|By Royale on Friday, March 16, 2001 - 02:42 am: Edit|
Heiko and Magnusra touch lightly on a point that has been on my mind for a while please see "Standard Rating System??" Thread and tell me what you think.
|By Pikkle on Thursday, March 15, 2001 - 11:16 pm: Edit|
Yes, Staroplzenecky is very very bad... unless you like drinking raw sewage mixed with toxic chemicals... La Bleue is very very good but the price isn't for your regular ameteur nights... La Fee in my opinion is a slightly more refined Deva but does not transcend that 'anything special' status and Segarra is something unto it's own, different but not necessarily delicate and precise... I like it a lot though.
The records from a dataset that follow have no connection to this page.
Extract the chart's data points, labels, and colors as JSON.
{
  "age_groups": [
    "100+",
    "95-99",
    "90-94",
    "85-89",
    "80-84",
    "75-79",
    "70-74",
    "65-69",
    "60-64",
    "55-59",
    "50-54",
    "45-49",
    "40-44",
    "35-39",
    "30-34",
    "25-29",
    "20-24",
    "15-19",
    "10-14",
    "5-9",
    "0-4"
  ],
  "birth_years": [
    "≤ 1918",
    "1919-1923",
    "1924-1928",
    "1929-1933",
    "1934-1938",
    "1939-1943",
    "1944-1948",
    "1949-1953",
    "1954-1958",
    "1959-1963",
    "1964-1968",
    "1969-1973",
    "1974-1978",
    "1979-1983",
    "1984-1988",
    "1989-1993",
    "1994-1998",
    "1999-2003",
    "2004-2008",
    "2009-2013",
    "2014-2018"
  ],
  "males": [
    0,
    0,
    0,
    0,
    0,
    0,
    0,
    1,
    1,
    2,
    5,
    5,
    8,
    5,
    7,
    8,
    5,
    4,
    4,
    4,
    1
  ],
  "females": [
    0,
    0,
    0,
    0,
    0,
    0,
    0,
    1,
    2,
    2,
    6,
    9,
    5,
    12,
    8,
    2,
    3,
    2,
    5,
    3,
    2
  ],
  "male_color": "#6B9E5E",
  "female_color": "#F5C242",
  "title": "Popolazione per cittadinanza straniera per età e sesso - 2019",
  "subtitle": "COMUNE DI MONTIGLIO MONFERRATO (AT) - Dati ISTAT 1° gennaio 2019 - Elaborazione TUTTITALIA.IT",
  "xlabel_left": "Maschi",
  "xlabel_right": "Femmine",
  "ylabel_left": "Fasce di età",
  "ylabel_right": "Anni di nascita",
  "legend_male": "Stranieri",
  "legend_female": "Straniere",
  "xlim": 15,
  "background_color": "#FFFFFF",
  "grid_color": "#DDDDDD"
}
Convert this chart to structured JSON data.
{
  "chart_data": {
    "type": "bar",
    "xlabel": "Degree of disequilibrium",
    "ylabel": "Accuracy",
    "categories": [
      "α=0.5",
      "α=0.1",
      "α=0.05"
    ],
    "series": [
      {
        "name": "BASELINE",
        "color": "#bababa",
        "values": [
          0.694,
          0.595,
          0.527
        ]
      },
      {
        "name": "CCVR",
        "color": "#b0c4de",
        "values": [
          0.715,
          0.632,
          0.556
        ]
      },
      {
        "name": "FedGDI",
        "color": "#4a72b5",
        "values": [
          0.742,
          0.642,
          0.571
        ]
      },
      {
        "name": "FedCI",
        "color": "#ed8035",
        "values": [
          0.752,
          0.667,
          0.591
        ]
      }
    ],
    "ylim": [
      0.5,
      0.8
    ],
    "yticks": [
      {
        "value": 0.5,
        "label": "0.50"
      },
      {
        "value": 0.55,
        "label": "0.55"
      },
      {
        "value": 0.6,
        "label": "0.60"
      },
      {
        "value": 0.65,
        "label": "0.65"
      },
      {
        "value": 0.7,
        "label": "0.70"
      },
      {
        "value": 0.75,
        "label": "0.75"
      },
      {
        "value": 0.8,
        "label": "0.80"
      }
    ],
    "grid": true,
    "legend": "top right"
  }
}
Can't wait for the Jade products...
|By Heiko on Thursday, March 15, 2001 - 09:48 pm: Edit|
Magnusra, as Ted mentions similarity to Staroplzenecky and Hills, I would say the scale from 1 to 5 is not a good idea: better make it a scale from 1 to 100 ;-)
I don't know any of the Jade products (yet), but even to compare Deva with Staroplzenecky, a scale from 1 to 5 wouldn't suffice...
Hills is more drinkable than Staroplzenecky - if you like the taste of cheap bubble-gum...
I guess I have never had any liquor that tasted as bad as Staroplzenecky - it is good for totally knocking you off your feet, but I have the fear that this comes from bad alcohol (at least it tastes and smells like this...)
|By Magnusra on Thursday, March 15, 2001 - 09:03 pm: Edit|
Thanks for the review. I did not notice this brand on that site until now. Wow $140 + s&h. On a scale of 1-5 1 being Hill's, and 5 being soon to be released Jade products, where would you say these fall? Also, has anyone tried the La Bleues form this site? There might have been a review but I must have missed it. Thanks..
|By Tabreaux on Thursday, March 15, 2001 - 08:18 pm: Edit|
I recently received two different bottles of the Absinthe Logan family of products from the Czech Republic. These products are sold through Logan Distributors, which operate the absinth.e shop (www.absinth.com). This distributor does a very good job of processing orders quicly. The bottles arrived in just a few days and were well packed.
Both bottles are clear glass and are 500mL in volume. The labels feature the head of what looks to be a mythological character and has what looks like shapes of absinthium tops printed around the periphery. The labels are devoid of information other than the volume and alcoholic strength. Also significant is the fact that they abandoned the Czech spelling ("absinth") in favor of the French spelling, perhaps such as to imply that these are intended to be more 'traditional' products than the usual 'reanimator juice' reputation that Czech makers have earned. Naturally, the descriptions propose that both products are derived from centuries old French and Swiss recipes, but as well all know, these descriptions are (improperly) used to describe virtually every product that comes from the Czech Republic.
Absinthe Logan 70%
This bottle has a tiny sketch of someone painting a rainbow across a canvas, which seemingly implies that this is an artists' drink. The aroma of this product is something like a cross between Staroplzenecky and Tunel. It has a medicinal texture with a strong hint of fennel and anise being virtually non-existent. In the bottle, the liqueur appears to have a light green color but with bluish tint. In the glass, the liqueur is Hillís blue. When water is added, there is no louche, but rather density gradient lines. The flavor can be described as having the same medicinal texture as Hillís (but perhaps more subtle), with distinct fennel notes and anise being almost nonexistent. This product is unmistakably Czech, but is easier on the taste buds than Schulz or Starop.
Absinthe Logan '100'
This product differs from the 70% in that it is of a lesser strength (55%), and claims to contain 100mg/kg of thujone. This product is certainly darker in color, and has a forest green tint. The aroma is positively earthy, and smells of absinthium. I tend to believe that the product may contain a lot of thujone, as I detect the dark minty flavor of that compound. I do not know what the threshold of detection for thujone is, but I detect something here. I feel srongly that the dark color and aroma is derived from the deliberate addition of absinthium extract. The flavor of the neat liqueur is positively medicinal mint with just a slight hint of anise, and the flavor not nearly as full as I would have guessed from the aroma. This product gives only the slightest louche when water is added (a la Sebor), and adding water only thins the flavor and makes it watery. As to who will buy this product at $140US for 500mL, I do not know.